The duo, a redheaded former theater major preparing for law school and a tanned wrangler who is a former rodeo champion, have been operating Montana Horses off a plot of land north of town since 1995 when they started with just 14 head of horses. Recently the plot of land has grown to 500 acres where they lease hundreds of horses, each one of which Kail and Renee know by name, to dude ranches and trail ride companies throughout the west and in many national parks. The Mantle family has a long tradition of supplying and tending to horses, leasing horses in various western states since 1964.
Last year the pair announced that they plan to begin selling the horses in their herd. According to Renee many of them will be purchased by their leasing clients. While the herd is being reduced they have added about 300 beef cattle to their land. The Mantles also plan to sell their ranch next to the Missouri River and possibly sail the world.
The Mantles opted in the direction of cattle after several years of battling to continue a thriving business in a market where horses are no longer profitable when compared to cattle; a story that seems to be becoming increasingly familiar with more stories of dude ranches and outfitters closing their doors after years in the business.
Every spring over the course of three days the herd of horses are gathered off the winter range from the mountains south of town and driven 35 miles to the Mantle’s 500 acres to be picked up by leasing clients after making a run through the middle of town where the streets are lined by thousands of people looking to catch a glimpse of the herd running past.
Doreen Lee, a wrangler from Cameron, Montana, taking part in her fourth drive noted that this type of working drive is becoming more a piece of history than contemporary knowledge. “Some day people will talk about how it was done and I can say I did it … I am so blessed to be part of it,” Doreen said.
The west is my home and ever since I can remember, cowboys have been the image of hard work, hard love and a real sense of integrity. Horses have always symbolized power and intelligence beyond what I am capable of. Without the two occupying the pastures and mountains I run to, the west doesn’t have the spirit I hold so dear. Montana is big sky country; some of the most pristine land in the world runs under the hooves of horses in this part of North America. The cowboys and cowgirls around these parts are built with hearts pumping strong and shoulders sturdy enough to carry the weight of the big sky and the mountains together.

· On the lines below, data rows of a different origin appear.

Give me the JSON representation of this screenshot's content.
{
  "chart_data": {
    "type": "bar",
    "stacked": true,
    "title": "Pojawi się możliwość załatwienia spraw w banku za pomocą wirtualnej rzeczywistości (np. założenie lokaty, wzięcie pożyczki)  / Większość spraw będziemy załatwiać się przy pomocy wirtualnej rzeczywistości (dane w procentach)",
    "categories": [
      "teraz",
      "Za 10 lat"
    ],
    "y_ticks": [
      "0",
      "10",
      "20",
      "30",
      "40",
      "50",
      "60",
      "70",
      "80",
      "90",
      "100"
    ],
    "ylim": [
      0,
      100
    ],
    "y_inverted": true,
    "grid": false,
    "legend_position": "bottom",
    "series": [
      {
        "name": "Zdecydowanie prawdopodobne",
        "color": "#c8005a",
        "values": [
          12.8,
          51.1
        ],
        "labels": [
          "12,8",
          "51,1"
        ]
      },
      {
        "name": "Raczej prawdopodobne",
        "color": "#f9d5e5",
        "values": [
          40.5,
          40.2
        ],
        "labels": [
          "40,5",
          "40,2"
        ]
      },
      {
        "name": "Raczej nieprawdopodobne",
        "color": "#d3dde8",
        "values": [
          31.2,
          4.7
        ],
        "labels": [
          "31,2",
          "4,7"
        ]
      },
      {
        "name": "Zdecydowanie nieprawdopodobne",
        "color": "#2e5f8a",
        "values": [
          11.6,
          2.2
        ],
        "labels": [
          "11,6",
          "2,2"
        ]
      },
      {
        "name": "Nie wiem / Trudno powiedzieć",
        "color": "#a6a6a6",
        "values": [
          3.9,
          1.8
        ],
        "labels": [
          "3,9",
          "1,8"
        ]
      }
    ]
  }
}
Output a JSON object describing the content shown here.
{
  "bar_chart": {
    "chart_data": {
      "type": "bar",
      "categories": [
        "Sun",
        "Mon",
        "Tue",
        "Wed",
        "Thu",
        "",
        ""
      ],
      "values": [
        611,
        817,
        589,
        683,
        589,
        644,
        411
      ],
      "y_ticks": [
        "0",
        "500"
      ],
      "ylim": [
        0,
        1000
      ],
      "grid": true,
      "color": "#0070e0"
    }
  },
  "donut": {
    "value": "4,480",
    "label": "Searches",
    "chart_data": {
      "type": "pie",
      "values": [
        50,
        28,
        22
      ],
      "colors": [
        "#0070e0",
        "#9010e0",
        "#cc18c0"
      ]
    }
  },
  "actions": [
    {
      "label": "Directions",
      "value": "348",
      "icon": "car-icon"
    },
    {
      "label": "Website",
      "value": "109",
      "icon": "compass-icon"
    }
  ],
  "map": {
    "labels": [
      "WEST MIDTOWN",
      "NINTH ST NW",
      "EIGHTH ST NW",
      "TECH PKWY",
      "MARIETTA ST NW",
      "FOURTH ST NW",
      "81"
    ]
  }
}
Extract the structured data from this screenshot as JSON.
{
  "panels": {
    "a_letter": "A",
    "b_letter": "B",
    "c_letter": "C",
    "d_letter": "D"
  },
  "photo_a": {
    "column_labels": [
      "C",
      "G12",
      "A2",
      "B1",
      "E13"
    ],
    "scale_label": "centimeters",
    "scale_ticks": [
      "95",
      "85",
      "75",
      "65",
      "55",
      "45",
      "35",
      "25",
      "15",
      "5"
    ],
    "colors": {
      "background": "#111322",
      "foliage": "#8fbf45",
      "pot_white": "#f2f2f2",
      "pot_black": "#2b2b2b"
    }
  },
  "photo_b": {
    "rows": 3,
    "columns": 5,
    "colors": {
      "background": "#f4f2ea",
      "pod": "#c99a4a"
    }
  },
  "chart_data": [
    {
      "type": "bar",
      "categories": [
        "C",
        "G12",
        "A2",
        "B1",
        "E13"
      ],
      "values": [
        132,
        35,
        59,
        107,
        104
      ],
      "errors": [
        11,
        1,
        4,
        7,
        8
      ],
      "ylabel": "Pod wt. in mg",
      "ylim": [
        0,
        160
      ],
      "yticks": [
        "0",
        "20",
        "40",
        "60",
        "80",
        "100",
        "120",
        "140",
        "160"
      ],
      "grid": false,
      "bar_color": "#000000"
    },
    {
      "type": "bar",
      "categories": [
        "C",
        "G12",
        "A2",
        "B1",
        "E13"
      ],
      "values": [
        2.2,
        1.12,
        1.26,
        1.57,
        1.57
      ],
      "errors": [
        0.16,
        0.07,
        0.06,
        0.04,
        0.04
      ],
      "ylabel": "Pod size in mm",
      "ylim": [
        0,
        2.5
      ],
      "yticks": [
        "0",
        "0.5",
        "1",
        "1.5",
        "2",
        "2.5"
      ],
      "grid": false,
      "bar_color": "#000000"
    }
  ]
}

There are cowboys and wranglers like Shad Broadman, a former world champion rodeo rider, who run through the mountains chasing barbwire fences and who is at home under the stars. In Shad I witnessed hard work and determination, but I also saw the kindness of the west. One minute he was a tough cowboy who could beat the hell out of the Marlboro Man and in the next moment he lit up with a youthful grin that breaks from under the hat when I showed him a photo I took of him riding his horse.
“I love the run and those horses… and I like the people,” Shad said. What separates this drive from the various dude ranches and trail drives is that this is a real working drive to bring the horses off the winter range and prep them to be sent across the west to their clients – but it comes with risk. Twenty-five year old Sara Fry, completing her third drive when a horse reared-up and rolled on her, luckily only breaking her clavicle bone and separating ligaments in her shoulder commented while holding her left arm in an sling, “it is the end of something you will never see again.” While standing near the horses, unable to ride again in the drive she said, “there is a saying, ‘the best thing for the inside of a man is the outside of a horse.”
Dr. Al Carr has been a wrangler on the drive for 10 years and is in charge of taking care of the injured people along the way. Most of the injuries have been minor with no fatalities, only minor head injuries and broken bones. There is also the steady cool care required while tending to a few wranglers after heavy nights of drinking by the camp fire. Carr summed it up as the drive was nearing an end, “the old west is disappearing right before our eyes”. On the fading cowboy culture, he added “it’s a goodness that defies imagination.”
These strong horses have a sense of the world I have very rarely witnessed in people. They have the ability to look a man in the eyes and dissect his character. There is no faking it with a horse. They won’t buy it and they know they are the ones in control no matter who is on top. This is exactly why I don’t ride. They have the capacity to see through people and in many respects I am not ready to confront what they may show me.
At the end of the drive with the horses safely in their pastures, the Mantles dismounted with about a dozen of the horses surrounding them, vying for their attention. Renee said, “I think I did take a moment to reflect while riding on Main Street. It was awesome.” Kail noted he won’t miss the hard work required to successfully and safely complete a drive, “It’s gone as good as it has ever gone. We finally got good at it.”
“It is bittersweet, I will miss the mayhem,” said Renee.
The horse drives across the west may be coming to an end and the western way of life may be fading but through this assignment I was granted an experience I will always carry with me and hold so dear to my heart. The drive may be over, but it will live on with all of us that witnessed it.